Colliding social change and art


“I want to make films with a social purpose”, Newcastle-based film maker and activist Simon Cunich told Green Left Weekly. “I think every one has got a responsibility to persuade people and to inspire activism.”

Cunich, a member of Socialist Alliance, is completing a certificate in Screen and Media.

Newcastle is the largest exporter of coal in the world and Cunich said this “environmental destruction” has led to a hub of activism in opposition.

“There is a very strong activist community here”, he said. “There is a lot of crossover between different activist circles, it's a very cool and collaborative environment.

“There are a lot of opportunities for activists and also for people to tell their stories, be it through film or other media.”

Cunich was recently the runner-up in a local film competition for his film Based on a True Story.
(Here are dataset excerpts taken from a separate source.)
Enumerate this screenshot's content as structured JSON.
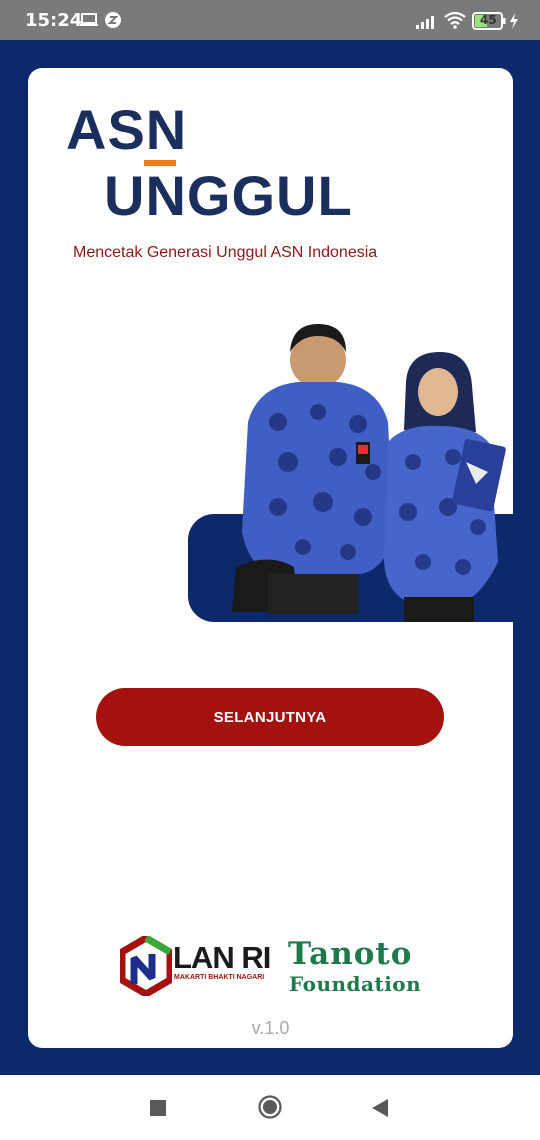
{
  "status_bar": {
    "time": "15:24",
    "battery_level": "45",
    "icons": [
      "laptop-icon",
      "z-app-icon",
      "signal-icon",
      "wifi-icon",
      "battery-icon",
      "charging-icon"
    ]
  },
  "brand": {
    "line1": "ASN",
    "line2": "UNGGUL",
    "tagline": "Mencetak Generasi Unggul ASN Indonesia"
  },
  "primary_button": {
    "label": "SELANJUTNYA"
  },
  "partners": {
    "lan_name": "LAN RI",
    "lan_motto": "MAKARTI BHAKTI NAGARI",
    "tanoto_line1": "Tanoto",
    "tanoto_line2": "Foundation"
  },
  "version": "v.1.0",
  "colors": {
    "background": "#0c2a6b",
    "button": "#a3120e",
    "tagline": "#8b1a1a",
    "logo": "#1b2f5e",
    "accent": "#f07d1a",
    "tanoto_green": "#1f7a4b"
  },
  "nav_bar": {
    "buttons": [
      "recents-button",
      "home-button",
      "back-button"
    ]
  }
}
The festival required films to be two minutes long and be edited only on camera, with no post-production.

“That created a technical challenge, but it also limited how complicated the film could be. So I created quite a simple story about how a young aspiring graffiti artist is held back by the closing down of Newcastle's only legal graffiti wall, which did happen in Newcastle this year.
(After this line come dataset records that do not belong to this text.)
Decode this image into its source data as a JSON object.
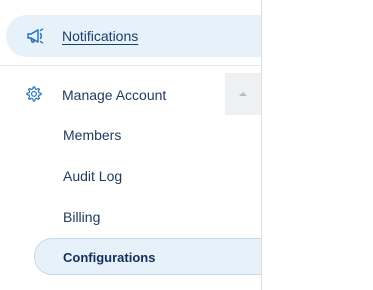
{
  "sidebar": {
    "notifications": {
      "label": "Notifications",
      "icon": "megaphone-icon"
    },
    "manage_account": {
      "label": "Manage Account",
      "icon": "gear-icon",
      "expanded": true,
      "toggle_icon": "caret-up-icon",
      "children": [
        {
          "label": "Members"
        },
        {
          "label": "Audit Log"
        },
        {
          "label": "Billing"
        },
        {
          "label": "Configurations",
          "active": true
        }
      ]
    }
  },
  "colors": {
    "accent": "#1f6fb5",
    "active_bg": "#e6f1fa",
    "text": "#1f3a5c",
    "toggle_bg": "#eef0f2"
  }
}
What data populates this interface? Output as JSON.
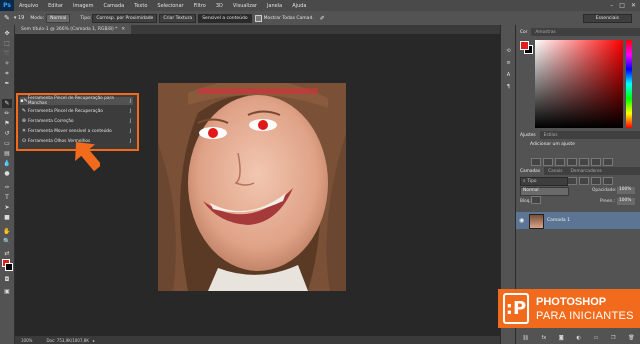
{
  "menubar": {
    "logo": "Ps",
    "items": [
      "Arquivo",
      "Editar",
      "Imagem",
      "Camada",
      "Texto",
      "Selecionar",
      "Filtro",
      "3D",
      "Visualizar",
      "Janela",
      "Ajuda"
    ],
    "window_controls": [
      "–",
      "□",
      "✕"
    ]
  },
  "options_bar": {
    "mode_label": "Modo:",
    "mode_value": "Normal",
    "type_label": "Tipo:",
    "btn_proximity": "Corresp. por Proximidade",
    "btn_texture": "Criar Textura",
    "btn_content_aware": "Sensível a conteúdo",
    "sample_all": "Mostrar Todas Camad.",
    "workspace": "Essenciais"
  },
  "document": {
    "tab_title": "Sem título-1 @ 366% (Camada 1, RGB/8) *",
    "status_zoom": "100%",
    "status_doc": "Doc: 753,9K/1007,8K"
  },
  "flyout": {
    "items": [
      {
        "label": "Ferramenta Pincel de Recuperação para Manchas",
        "key": "J",
        "icon": "spot-healing-brush-icon"
      },
      {
        "label": "Ferramenta Pincel de Recuperação",
        "key": "J",
        "icon": "healing-brush-icon"
      },
      {
        "label": "Ferramenta Correção",
        "key": "J",
        "icon": "patch-icon"
      },
      {
        "label": "Ferramenta Mover sensível a conteúdo",
        "key": "J",
        "icon": "content-aware-move-icon"
      },
      {
        "label": "Ferramenta Olhos Vermelhos",
        "key": "J",
        "icon": "red-eye-icon"
      }
    ]
  },
  "panels": {
    "color_tabs": [
      "Cor",
      "Amostras"
    ],
    "adjust_tabs": [
      "Ajustes",
      "Estilos"
    ],
    "adjust_title": "Adicionar um ajuste",
    "layers_tabs": [
      "Camadas",
      "Canais",
      "Demarcadores"
    ],
    "layer_filter": "Tipo",
    "blend_mode": "Normal",
    "opacity_label": "Opacidade:",
    "opacity_value": "100%",
    "lock_label": "Bloq.:",
    "fill_label": "Preen.:",
    "fill_value": "100%",
    "layer_name": "Camada 1",
    "foreground_color": "#e11d1d",
    "background_color": "#000000"
  },
  "badge": {
    "line1": "PHOTOSHOP",
    "line2": "PARA INICIANTES",
    "accent": "#f26b1d"
  }
}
“My film was in response to that.”

Speaking about the power of documentaries to inform and mobilise people around social change, Cunich said, “It can make people think about things differently, documentaries can give people the information and tools to go out and organise.

“You can’t underestimate the power of that.”

Cunich said that although art on its own doesn’t produce social change, it’s definitely part of the mix.

“Photographs or documentaries can be a part of the broader movement, but art shouldn’t be a substitute for people going out and organising.”

But it’s not just traditionals forms of “art”, such as film or photography, that play a role in progressive movements, said Cunich.

“When you go to a rally and see people that have made their own placards with an interesting take on an issue, it makes you pause and think. That’s art.”

Cunich’s initial interest in film making was sparked during his final year of high school when he discovered it could be used as a tool for activism.

“I made a short film as part of my HSC [High School Certificate]. It was as I was becoming more political and I wanted the short film to have strong political overtones.

“It’s funny looking back at it, it really spelled the politics out. It was probably too didactic. I’d do it quite differently now.”

For Cunich, the 2001 Tampa affair was the real catalyst for his involvement in activism.

“The racism against refugees under [then-prime minister John] Howard — that’s when I first started getting involved in activism and I started organising stuff at high school.

“That was a turning point for sure. The blatant racism opened my eyes to a lot of other injustices.”

Cunich has been involved in many campaigns, including protesting against the 2002 World Trade Organisation meeting in Sydney, opposing the Iraq war and organising for action on climate change.

This year, Cunich said he was “involved in helping putting together and editing what ended up being a half hour documentary called There is No Future in Coal”.

“That was an awesome project. It was very collective. I think there is a lot to be said about making stuff like that in groups.”

The project strengthened his drive to use film as a vehicle for activism. “It was good to be able to have a directly useful and relatable role in the campaign.”

Next on Cunich’s radar is a promotional video for the NSW Climate Camp designed to help organise environmental activism, a documentary he filmed on a recent trip to Venezuela that looks at alternatives to corporate control of food and agriculture, and the Sydney-based grassroots Live Red Art exhibition and festival.

The Live Red Art competition aims to promote and recognise art that investigates radical social and political perspectives. It will profile artists such as Cunich, who are directing their passion, creativity and talent to aim to inspire social change and raise political awareness.

Live Red Art awards co-ordinator Lauren Carroll Harris told GLW: “I think this kind of collision of the creative and the political is something both the arts world and the political world could really benefit from.

“The rise in support for the Greens shows many people are really disenchanted with politics-as-usual. There’s a long tradition of artists who’ve used their work to keep the wheels of progressive change turning, to imagine a different kind of world.

“I would argue that every artwork promotes an ideological agenda or way of thinking of some kind, overtly or not. So it’s exciting to see this kind of project in Sydney and exciting to be able to support emerging artists and filmmakers.

“I think we have a big potential to really motivate and empower audiences to participate in the social movements.”

"So far, the process has been really interesting. We’ve received submissions from artists across a broad range of conceptual and artistic practices — photomedia artists who are challenging traditional notions of the land, performance artists taking up the question of social alienation.

“We also have a political posters exhibition and a live street, graffiti art performance planned, and a mini-zine fair for people who are interested in busting the corporate dominance of the media.”

A prize of $3000, and a people’s choice award of $500, will be awarded to an individual artist or group of artists whose work of art best reflects the motto: “Another world is possible, but we must fight for it.”

The focus of the project is on live, interactive, multidisciplinary art that can engage audiences directly and dynamically, and inspire them to activity.

The Live Red Art awards are open for submissions until October 1. The festival and awards take place at the Addison Road Community Centre in Marrickville, Sydney on October 17.